My introduction to quantitative portfolio optimization happened during my undergraduate years, inspired by Attilio Meucci’s Risk and Asset Allocation and the convex optimization teachings of Diamond and Boyd at Stanford. With enthusiasm and perhaps more confidence than expertise, I created my first “optimal” portfolio. What struck me most was the disconnect between theory and accessibility. Modern Portfolio Theory had been established since 1990, yet the optimization tools remained largely locked behind proprietary software.

Nevertheless, only a few comprehensive software models are available publicly to use, study, or modify. We tackle this issue by engineering practical tools for asset allocation and implementing them in the Python programming language.

This gap inspired what would eventually become a published as: A Python integration of practical asset allocation based on modern portfolio theory and its advancements.

My approach centered on a simple philosophy:

The focus is to keep the tools simple enough for interested practitioners to understand the underlying theory yet provide adequate numerical solutions.

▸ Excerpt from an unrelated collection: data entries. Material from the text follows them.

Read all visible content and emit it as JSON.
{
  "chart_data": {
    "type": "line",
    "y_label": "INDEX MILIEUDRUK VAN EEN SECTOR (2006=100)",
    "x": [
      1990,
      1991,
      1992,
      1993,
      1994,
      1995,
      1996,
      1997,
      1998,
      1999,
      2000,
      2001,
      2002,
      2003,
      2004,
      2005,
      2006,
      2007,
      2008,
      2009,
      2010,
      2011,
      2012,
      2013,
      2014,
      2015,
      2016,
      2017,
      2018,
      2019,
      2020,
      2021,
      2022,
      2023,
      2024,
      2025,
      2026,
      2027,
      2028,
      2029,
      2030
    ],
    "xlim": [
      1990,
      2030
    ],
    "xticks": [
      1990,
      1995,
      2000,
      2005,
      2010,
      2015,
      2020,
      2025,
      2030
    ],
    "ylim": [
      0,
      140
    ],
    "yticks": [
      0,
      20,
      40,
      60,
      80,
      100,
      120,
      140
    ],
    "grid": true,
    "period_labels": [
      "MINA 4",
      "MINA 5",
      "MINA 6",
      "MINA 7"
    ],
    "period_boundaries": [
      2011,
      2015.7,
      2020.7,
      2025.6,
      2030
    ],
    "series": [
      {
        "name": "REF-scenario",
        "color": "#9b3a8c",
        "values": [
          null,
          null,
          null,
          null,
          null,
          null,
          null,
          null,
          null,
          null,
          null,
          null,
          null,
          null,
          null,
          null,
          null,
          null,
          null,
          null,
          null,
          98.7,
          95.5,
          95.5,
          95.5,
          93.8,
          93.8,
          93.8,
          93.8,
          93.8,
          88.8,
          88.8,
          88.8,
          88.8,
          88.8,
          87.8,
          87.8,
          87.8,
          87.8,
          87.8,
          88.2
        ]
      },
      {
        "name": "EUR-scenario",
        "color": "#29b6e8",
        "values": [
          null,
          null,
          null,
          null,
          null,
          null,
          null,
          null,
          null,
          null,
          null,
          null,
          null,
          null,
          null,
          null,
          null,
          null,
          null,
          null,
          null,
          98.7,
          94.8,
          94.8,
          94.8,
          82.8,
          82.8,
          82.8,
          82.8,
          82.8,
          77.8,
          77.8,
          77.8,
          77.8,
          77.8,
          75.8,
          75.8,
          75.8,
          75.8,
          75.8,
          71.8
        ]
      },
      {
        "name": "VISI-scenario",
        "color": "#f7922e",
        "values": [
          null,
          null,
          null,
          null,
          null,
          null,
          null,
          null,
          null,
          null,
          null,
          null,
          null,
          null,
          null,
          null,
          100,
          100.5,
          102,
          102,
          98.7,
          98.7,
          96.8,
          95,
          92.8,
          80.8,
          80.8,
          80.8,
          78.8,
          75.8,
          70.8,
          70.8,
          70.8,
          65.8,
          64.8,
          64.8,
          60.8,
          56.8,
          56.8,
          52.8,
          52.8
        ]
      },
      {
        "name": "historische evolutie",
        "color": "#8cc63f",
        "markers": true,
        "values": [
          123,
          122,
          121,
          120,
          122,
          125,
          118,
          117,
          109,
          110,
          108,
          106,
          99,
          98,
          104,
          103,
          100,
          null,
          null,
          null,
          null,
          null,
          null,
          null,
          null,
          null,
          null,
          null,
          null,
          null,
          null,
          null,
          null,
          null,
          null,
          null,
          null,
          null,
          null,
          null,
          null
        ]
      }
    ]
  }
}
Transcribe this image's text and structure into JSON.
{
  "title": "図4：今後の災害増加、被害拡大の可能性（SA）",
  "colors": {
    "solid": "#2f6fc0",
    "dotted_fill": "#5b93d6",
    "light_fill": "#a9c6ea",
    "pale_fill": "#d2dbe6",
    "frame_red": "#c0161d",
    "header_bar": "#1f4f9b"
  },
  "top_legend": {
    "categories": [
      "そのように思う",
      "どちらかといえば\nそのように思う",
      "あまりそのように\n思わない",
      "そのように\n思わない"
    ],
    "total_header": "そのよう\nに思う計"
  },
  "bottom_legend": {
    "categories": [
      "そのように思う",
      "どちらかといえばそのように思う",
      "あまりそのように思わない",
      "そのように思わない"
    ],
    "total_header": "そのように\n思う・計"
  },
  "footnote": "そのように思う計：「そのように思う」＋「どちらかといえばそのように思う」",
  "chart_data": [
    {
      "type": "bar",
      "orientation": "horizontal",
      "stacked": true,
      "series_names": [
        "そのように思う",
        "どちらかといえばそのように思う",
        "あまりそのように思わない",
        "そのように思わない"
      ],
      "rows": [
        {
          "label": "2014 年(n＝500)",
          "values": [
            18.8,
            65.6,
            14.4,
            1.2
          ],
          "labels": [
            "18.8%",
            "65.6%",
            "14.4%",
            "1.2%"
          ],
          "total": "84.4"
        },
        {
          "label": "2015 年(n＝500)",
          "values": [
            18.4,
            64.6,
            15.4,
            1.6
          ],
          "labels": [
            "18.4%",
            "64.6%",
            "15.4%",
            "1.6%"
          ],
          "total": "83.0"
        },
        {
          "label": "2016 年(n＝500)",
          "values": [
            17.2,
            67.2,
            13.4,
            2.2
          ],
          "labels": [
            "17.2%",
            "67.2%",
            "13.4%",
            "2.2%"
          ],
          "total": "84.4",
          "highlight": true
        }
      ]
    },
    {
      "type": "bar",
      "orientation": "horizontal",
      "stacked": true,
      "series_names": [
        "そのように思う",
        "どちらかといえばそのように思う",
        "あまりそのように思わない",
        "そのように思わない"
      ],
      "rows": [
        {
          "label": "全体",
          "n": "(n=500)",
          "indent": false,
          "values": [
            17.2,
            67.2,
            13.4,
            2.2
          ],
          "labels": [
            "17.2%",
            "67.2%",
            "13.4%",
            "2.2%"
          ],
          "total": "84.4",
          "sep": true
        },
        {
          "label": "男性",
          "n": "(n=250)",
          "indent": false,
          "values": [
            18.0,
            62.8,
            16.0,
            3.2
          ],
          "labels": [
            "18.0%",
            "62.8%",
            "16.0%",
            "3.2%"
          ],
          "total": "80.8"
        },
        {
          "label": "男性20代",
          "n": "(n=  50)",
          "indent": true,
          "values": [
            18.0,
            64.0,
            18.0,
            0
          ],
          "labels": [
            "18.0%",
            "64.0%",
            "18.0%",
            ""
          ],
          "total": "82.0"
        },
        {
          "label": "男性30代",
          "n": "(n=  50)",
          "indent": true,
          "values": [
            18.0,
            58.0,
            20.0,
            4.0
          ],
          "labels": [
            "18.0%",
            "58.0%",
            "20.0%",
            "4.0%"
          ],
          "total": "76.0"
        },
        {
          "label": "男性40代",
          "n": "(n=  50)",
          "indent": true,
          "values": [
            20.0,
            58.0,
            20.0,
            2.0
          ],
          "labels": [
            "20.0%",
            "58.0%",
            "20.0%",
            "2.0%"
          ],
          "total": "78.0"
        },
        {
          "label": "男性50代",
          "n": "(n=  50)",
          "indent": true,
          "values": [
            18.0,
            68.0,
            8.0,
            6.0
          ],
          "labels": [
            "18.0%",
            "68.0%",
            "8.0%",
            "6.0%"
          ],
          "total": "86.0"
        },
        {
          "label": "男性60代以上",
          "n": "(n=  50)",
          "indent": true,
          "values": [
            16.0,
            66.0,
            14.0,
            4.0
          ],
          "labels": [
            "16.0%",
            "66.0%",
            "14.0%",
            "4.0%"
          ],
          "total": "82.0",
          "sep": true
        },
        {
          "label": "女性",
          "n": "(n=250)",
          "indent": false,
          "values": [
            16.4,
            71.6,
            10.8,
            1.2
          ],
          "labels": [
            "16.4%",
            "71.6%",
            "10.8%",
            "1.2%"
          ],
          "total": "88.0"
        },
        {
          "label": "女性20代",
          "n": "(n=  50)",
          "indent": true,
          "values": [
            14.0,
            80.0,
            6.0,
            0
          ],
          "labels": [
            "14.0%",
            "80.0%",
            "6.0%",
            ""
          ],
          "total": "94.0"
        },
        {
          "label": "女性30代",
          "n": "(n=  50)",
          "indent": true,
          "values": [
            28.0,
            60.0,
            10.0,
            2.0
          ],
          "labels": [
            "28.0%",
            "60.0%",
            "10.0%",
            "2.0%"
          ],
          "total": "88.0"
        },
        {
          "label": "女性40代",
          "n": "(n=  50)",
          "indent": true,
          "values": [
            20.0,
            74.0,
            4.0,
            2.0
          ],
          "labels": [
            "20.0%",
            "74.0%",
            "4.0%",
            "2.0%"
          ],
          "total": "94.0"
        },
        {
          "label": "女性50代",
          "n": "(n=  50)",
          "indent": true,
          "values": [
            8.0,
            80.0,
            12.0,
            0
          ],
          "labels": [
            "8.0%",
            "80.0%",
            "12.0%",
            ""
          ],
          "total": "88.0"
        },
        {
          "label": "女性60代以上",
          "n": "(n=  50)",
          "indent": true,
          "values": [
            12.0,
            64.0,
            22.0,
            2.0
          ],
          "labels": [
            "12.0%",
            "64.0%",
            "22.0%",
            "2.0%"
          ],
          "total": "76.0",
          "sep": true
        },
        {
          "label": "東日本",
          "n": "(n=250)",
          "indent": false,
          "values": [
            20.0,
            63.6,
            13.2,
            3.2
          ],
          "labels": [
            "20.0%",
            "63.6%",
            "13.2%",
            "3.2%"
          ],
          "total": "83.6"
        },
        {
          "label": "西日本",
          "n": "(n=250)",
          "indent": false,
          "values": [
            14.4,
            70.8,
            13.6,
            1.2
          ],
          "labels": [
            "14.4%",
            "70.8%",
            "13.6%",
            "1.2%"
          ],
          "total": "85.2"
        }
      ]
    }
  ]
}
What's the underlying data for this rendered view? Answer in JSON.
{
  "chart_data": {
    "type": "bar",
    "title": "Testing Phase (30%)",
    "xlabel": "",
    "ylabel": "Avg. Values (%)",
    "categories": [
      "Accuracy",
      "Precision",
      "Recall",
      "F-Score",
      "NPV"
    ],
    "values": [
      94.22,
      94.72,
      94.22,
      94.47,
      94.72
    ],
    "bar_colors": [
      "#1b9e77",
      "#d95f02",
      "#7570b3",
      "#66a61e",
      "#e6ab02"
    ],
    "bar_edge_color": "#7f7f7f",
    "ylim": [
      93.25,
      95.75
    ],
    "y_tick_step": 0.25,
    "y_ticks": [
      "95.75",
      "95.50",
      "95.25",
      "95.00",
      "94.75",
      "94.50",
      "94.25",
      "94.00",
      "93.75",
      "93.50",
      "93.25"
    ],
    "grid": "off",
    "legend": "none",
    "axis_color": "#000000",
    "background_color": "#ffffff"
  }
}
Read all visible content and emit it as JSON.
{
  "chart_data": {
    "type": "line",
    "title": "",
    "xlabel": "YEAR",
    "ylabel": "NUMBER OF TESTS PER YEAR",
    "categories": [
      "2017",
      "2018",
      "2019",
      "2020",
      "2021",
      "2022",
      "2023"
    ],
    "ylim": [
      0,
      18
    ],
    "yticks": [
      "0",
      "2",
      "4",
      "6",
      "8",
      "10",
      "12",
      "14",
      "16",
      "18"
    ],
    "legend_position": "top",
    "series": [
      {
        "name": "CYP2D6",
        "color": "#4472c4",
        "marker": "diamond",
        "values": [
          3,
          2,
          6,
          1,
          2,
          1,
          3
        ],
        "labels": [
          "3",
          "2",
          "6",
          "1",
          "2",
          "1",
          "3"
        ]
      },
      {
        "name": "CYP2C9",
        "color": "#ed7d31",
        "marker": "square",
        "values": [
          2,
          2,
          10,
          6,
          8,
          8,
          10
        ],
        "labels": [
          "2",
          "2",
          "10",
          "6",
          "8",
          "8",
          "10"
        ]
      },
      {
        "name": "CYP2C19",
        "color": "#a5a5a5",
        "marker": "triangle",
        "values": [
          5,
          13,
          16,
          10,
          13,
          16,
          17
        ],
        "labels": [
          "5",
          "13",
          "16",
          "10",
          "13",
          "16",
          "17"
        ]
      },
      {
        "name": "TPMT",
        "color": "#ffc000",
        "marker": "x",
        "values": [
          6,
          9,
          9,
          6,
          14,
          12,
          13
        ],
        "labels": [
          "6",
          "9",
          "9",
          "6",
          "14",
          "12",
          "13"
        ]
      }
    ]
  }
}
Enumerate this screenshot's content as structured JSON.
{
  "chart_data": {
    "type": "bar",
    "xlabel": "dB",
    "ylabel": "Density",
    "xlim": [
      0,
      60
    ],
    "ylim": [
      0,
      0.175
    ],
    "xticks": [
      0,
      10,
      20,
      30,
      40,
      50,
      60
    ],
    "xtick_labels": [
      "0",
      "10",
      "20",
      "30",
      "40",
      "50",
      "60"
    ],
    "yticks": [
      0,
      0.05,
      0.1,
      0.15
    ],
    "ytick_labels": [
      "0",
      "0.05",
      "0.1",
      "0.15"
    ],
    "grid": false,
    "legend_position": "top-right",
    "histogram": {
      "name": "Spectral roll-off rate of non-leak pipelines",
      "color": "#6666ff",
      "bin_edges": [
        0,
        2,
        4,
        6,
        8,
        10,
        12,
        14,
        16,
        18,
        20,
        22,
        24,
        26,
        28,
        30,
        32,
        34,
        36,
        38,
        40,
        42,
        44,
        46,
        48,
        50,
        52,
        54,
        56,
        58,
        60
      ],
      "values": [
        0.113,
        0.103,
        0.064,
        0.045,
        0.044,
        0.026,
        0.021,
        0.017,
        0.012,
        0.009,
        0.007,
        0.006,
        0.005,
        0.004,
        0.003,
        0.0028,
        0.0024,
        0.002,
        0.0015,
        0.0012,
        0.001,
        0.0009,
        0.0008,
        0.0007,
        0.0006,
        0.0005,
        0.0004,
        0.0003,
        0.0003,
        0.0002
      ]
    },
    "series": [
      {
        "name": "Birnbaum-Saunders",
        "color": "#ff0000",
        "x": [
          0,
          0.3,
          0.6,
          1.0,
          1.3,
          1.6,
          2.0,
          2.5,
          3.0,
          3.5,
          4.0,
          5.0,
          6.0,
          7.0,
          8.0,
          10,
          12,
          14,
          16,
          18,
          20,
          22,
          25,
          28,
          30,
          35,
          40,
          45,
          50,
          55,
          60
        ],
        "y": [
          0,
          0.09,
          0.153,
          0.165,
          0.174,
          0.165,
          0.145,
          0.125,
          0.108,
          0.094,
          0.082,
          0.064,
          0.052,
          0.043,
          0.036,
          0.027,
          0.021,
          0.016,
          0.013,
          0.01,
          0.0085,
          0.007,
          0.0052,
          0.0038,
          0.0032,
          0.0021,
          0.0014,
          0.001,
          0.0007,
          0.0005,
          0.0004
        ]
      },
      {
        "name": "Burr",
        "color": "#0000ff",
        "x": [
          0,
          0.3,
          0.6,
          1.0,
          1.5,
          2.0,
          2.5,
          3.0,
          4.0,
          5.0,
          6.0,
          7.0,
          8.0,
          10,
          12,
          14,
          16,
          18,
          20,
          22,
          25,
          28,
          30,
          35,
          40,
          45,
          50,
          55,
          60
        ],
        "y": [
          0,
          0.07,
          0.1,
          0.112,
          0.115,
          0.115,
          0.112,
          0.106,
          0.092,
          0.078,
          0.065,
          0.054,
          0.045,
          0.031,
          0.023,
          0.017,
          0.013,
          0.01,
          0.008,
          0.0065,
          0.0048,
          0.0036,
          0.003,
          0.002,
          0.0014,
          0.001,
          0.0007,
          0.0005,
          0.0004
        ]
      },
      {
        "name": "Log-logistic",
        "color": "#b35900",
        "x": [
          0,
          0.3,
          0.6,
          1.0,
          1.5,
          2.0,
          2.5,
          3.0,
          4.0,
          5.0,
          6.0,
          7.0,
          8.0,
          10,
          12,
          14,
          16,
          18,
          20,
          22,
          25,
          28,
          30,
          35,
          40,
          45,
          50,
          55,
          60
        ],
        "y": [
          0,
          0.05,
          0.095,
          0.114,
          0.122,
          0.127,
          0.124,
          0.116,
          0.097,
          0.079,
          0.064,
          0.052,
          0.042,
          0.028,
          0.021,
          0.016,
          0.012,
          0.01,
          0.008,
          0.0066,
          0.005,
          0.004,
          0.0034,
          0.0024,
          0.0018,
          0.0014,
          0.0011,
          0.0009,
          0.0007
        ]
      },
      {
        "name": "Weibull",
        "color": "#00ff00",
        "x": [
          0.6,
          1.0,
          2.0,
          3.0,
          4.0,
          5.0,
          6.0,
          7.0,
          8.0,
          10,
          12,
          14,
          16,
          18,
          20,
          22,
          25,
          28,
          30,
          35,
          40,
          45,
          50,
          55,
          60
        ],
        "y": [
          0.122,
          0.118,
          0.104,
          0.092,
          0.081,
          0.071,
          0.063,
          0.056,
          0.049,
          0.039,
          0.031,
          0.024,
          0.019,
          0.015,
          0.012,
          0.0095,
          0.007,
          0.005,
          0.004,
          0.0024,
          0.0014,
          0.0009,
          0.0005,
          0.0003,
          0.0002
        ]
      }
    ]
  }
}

Today, the landscape has evolved dramatically. Projects like PyPortfolioOpt and Riskfolio-Lib have established themselves as sophisticated open-source alternatives, far surpassing my early efforts in both scope and sophistication. Despite its limitations, the project yielded several meaningful insights: Efficient Frontier Visualization First I set out to visualize Modern Portfolio Theory’s fundamental principle—the risk-return tradeoff that drives optimization decisions. This scatter plot showing the efficient frontier demonstrates said core concept. Benchmark vs Optimized Results The results of my first optimization: maintaining a 9.386% return while reducing volatility from 14.445% to 5.574%, effectively tripling the Sharpe ratio from 0.650 to 1.684. Risk Aversion Parameter Effects By varying the risk aversion parameter (gamma), the framework successfully adapted to different investor profiles, showcasing the flexibility of the optimization approach. This efficient frontier plot with different gamma values illustrates how the optimization framework adapts to different investor risk preferences. Out-of-Sample Performance Perhaps most importantly, out-of-sample testing across diverse market conditions—including the 2018 bear market and 2019 bull market—demonstrated consistent CVaR reduction and improved risk-adjusted returns.

We demonstrate how even in an environment with high correlation, achieving a competitive return with a lower expected shortfall and lower excess risk than the given benchmark over multiple periods is possible.

Looking back, the project feels embarrassingly naive—and surprisingly foundational. While it earned some recognition at the time, it now serves as a valuable reminder: sometimes the best foundation is built before you know enough to doubt yourself.